Jorren led her to the back of the Archive, where a door stood slightly ajar. Inside, the air was colder, the walls lined with paintings and maps that shifted when she looked at them. “This is what’s left of the old world,” he said. “Before the fire, before the forest changed. Before we forgot who we were.”
Lira stepped closer, her breath catching as she saw a painting of a woman with eyes like hers, standing before a tree that stretched into the sky. “Who is she?”
Jorren’s voice was barely a whisper. “The first keeper. The one who bound the forest to this land. But something broke the bond. And now it’s trying to remember.”
“And me?”
He met her gaze, sorrow etched into every line of his face. “You’re the next. The last. And if you don’t stop it, the forest will consume everything.”
—
The night Lira left the village, the sky was a deep violet, streaked with clouds that moved like living things. She carried nothing but a satchel of supplies and the weight of the forest’s warning. The path ahead was uncertain, but she didn’t look back. The village had been her home, but the forest was her truth.

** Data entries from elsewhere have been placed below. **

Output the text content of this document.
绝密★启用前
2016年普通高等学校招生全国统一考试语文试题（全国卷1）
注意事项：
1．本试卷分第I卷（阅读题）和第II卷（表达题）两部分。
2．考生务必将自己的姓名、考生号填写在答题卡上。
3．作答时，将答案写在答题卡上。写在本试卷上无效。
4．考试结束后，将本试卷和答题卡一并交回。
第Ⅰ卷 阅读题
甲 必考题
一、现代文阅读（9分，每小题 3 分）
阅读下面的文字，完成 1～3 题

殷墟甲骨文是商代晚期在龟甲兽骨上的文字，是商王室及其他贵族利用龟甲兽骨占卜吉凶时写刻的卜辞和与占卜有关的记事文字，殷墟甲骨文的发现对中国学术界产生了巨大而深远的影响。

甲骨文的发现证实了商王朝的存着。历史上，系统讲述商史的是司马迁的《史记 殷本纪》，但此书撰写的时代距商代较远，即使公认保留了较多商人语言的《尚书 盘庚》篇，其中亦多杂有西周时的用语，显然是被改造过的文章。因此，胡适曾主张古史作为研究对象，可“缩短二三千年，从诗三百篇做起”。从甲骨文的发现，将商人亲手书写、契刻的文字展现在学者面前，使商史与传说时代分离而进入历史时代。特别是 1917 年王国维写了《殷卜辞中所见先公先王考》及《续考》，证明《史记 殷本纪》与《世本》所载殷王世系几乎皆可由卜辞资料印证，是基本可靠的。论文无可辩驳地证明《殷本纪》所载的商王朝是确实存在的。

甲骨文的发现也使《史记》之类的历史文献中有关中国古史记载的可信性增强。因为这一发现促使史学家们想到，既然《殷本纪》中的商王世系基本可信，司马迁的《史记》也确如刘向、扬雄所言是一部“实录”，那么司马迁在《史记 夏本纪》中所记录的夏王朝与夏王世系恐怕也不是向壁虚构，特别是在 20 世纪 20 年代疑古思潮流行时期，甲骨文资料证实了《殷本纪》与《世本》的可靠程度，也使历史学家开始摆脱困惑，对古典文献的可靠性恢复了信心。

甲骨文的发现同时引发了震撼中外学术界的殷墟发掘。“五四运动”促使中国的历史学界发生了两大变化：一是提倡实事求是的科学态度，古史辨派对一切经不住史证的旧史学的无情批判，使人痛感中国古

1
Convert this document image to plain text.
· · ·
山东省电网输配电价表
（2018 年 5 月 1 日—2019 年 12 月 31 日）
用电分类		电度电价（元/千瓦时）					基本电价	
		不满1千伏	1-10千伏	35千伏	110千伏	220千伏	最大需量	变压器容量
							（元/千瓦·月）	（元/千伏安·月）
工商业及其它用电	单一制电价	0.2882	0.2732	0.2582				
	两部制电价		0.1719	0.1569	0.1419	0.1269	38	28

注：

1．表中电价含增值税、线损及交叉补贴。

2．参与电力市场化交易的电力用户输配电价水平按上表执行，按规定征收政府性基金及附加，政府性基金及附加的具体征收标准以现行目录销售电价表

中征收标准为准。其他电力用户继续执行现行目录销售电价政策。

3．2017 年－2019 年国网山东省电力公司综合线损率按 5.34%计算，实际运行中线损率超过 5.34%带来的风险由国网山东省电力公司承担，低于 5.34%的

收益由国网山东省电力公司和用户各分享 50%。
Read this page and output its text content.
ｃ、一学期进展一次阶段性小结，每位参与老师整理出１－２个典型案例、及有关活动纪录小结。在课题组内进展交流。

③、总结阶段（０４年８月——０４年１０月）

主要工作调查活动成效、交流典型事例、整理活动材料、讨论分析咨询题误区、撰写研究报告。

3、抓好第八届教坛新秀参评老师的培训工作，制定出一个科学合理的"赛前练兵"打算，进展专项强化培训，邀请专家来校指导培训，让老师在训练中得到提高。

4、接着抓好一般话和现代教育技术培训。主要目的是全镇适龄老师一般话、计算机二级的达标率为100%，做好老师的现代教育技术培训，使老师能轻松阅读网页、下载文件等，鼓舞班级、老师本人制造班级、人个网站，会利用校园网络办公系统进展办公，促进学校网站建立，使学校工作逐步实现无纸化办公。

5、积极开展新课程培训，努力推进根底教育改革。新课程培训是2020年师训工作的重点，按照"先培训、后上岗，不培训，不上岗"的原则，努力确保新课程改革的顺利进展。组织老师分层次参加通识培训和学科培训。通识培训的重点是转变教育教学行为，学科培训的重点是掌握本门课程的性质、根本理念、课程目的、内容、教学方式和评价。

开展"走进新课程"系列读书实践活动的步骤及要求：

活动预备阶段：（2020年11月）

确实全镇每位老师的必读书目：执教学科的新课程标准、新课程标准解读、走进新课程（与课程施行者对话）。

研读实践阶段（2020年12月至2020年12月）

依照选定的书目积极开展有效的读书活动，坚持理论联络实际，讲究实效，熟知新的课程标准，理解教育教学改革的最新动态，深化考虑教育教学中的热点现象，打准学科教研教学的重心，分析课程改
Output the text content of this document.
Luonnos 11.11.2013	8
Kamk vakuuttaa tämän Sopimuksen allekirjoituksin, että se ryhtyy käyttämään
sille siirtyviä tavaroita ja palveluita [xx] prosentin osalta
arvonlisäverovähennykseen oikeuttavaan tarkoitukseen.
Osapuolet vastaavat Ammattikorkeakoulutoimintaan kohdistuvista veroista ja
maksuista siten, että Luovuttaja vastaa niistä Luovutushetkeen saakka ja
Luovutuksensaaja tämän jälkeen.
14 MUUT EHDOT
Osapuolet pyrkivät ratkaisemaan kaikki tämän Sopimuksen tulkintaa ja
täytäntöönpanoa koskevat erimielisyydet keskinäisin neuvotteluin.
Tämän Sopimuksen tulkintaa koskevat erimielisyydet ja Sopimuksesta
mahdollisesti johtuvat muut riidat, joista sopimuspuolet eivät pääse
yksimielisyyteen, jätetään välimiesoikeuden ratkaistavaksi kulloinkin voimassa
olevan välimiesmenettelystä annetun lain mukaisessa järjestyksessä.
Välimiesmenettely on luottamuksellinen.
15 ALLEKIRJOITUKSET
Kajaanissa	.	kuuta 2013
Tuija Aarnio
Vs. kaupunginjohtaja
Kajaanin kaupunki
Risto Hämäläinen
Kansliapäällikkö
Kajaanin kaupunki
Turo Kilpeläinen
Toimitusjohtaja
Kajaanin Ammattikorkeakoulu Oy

As she reached the edge of the trees, she paused, glancing one last time at the lights flickering in the distance. The villagers would never understand. They would cling to their fears, their stories, their lies. But she had seen what lay beyond the veil—the memories, the choices, the cost of forgetting.
The forest called to her, its voice a low hum in her bones. She stepped forward, into the shadows, and let the trees take her. The journey was only beginning.